I am beginning to know who I was (self-hatred) and what I should be (self-love).

And, if I ever forget that I am truly capable of self-love, I have my lovely Jane to remind me that loving her is quite frankly the easiest way to love myself.

Every morning I tell her she is beautiful.

She loves it.

I love to see her experiencing my love.

Every morning.

At 46 I know that I am no longer running away from myself, chasing the dream of a fearful 14-year old.

I still wear my Magnum PI hat, but I left Detroit for Atlanta. I still love the Big House, but will forever root for the Horse Shoe. I have lived the dream of my young self.

Now I share the dream of a wonderful mother and wife and her 15-year-old boy. My Jane. My Gabe. I love them so much.

All is great. I know that the neuro-battle will haunt me until the last liberating day. But I have love on my side and it is blossoming within.

 

 

Written by 

My name is Michel Bordeau, aka Area Frenchman. I am a Therapist and an Education Coach in private practice in Atlanta. Born in France, I have spent half my life in the US. I am culturally French and academically American, so you can safely assume that I know a thing or two about love (gender respectful, validating, unconditional, non-threatening) and the pleasures of life (many friends, much cheese, little w(h)ine). When I don't blog about mansplaining, teen assertiveness, guru shaming, toxic work environments and toxic people, motherhood, mindful parenting, immigrant entrepreneurs, bipolar disorder and body dysmorphic disorder, I dedicate my time speaking about the lessons I have learned as a therapist and a coach. I am the host of Le Kindness Couch on Youtube. I created this channel to demonstrate that today's therapeutic modalities are kind, validating, and solution-focused. We don't read mind or blame your mom for everything.

4 thoughts on “Immigrant song: A Frenchman’s Moody Pipe Dream

  1. I love this too, Michel. Your honesty is very inspiring, as is your story of survival, perseverance, and eventual peace and happiness. I wish you even better times in the years to come.

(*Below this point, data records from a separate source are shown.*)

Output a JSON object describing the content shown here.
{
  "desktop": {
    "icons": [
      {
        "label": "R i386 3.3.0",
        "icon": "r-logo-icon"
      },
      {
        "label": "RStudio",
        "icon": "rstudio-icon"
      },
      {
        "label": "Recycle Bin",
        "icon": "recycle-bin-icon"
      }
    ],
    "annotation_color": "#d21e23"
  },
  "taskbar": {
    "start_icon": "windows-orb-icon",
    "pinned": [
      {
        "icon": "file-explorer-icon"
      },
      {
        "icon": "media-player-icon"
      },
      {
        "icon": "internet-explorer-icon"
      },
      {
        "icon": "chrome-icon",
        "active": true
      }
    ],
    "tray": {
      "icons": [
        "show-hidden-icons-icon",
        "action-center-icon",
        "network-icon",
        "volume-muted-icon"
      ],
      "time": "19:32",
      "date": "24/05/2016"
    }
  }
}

  2. So honored to read your piece, Michel. I could write an entire piece myself on how your words drew me in, spoke to me, moved me. Want to read it again, savor every beautiful powerful sentence. My goodness.

  3. Michel, this is such a candid and powerful essay. It is never easy to admit our own wrongdoings and weaknesses, but you’ve done this graciously. I admire your resilience my friend, I identify myself so much with your story, from the brutal beatings by our parents, to the new experiences living the so called “American Dream”. You’re gold Michel, never forget that.